In the seven years that he’s been running Precision Practice Management Inc., Mike Barnell has probably used thousands of sports analogies.
The president and CEO of the medical billing company says that he sees a strong connection between sports and business, and he uses that connection to motivate his 85 employees.
“People get the concept of never giving up until the whistle blows, giving the extra effort, or knowing that races can be won and lost by tenths of a second,” he says. “When you apply that to business, that delivers a message that strikes home with people.”
Smart Business spoke with Barnell about how to communicate your message effectively and how to develop a vision your team will believe in.
Q. How do you create a vision your employees can buy in to?
You have to really know your business. That comes from being involved in a lot of the day-to-day things going on in all parts of the company.
You obviously can’t do that on a full-time basis, or you’d be micromanaging people. But if you are able to step in and step out of various issues, your people pick up a lot from you as the CEO from that process, and you get to know your business.
As you’re developing your vision, you had better know what your capabilities and limitations are because you’re the top guy who is trying to set the vision for where the company’s going. You obviously have to know your competitors and the industry you’re in — the big picture. It’s a great idea for the top guy to be involved in a trade association so you can make sure there’s not something big that’s happening in your industry or about to affect your industry that you’re not aware of.
Then your goal would be to carve a path for your company that is not just tracking where your larger competitors are going. That can be tempting — there’s someone bigger than you that has been successful, and you think, ‘If we just do what they’re doing, we can be successful, too.’
I’d much rather believe the Wal-Mart or Enterprise car rental examples, where they took a different path in an already well-established industry and carved a different niche for themselves.
Q. How do you avoid copycat visions?
If your vision is really somebody else’s vision, something you picked up from reading a book on Jack Welch or something, then your staff is going to pick up on that.
Your vision has to be real. It should come from the core, inside of you. Otherwise, you’ll find out over time that your staff just doesn’t buy in.
Then, you have to go live the vision. It’s one thing to say what you believe and what you think the company should do. But if you don’t yourself live and breathe that vision every day in terms of your actions, they’re going to pick up on that, as well.
It’s like the manager of a baseball team telling his players to be on time for every practice, and then the manager shows up late himself. Obviously, he’s lost a lot of credibility if that’s what he does.
Also, be consistent in your vision. If you’re changing your vision every 10 days, it’s not much of a vision after all.
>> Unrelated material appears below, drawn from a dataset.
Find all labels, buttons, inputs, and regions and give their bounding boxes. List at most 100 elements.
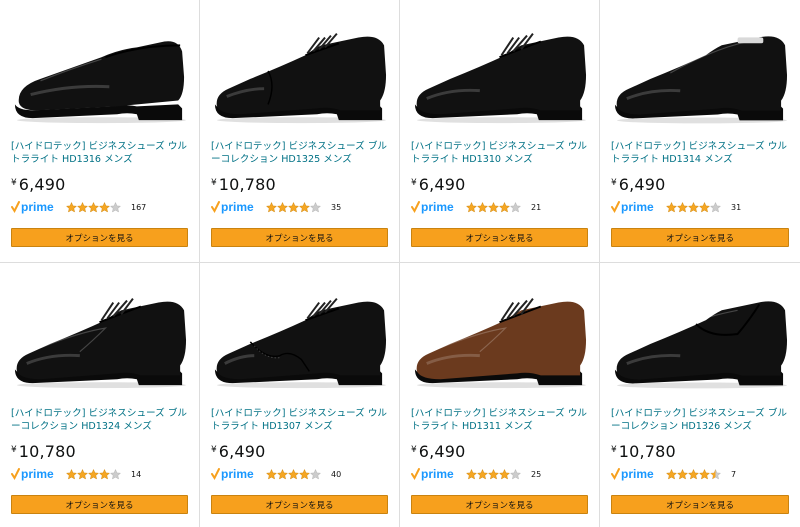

Not to say you don’t adjust what you do with new facts and circumstances, but there should be some consistency in the message you send to your staff and your clients.
Q. How do you make sure everyone gets the message?
When it comes to communication, I’ve found as our business was small and growing larger, I found the total volume of information that had to be managed, the total amount of detail that had to be taken care of was huge. We had different people struggling to communicate with each other on those various details.
So one thing we did was set up a client/staff meeting. Every two weeks, we have a meeting that actually takes a full day. You can imagine the commitment that it takes — one day out of 10 is devoted to all the senior management getting together, going over every single client, talking about what’s going on with that client.
But look at the results: On a routine basis — not random — we have a structure where everybody gets together and is able to share information about what took place in regard to a specific client or issue. And it updates everyone on what got taken care of, what new issue needs to be decided.
We do the same thing on a monthly basis with our operating teams — staff members who do the day-to-day work with clients.
I’ve found it eliminates the e-mails, the phone calls, the other meetings that might otherwise have taken place between those two weeks. We all get to influence each other, trade a lot of good information. Then, we depart for two weeks and get our business done somewhat independently before we have the next meeting.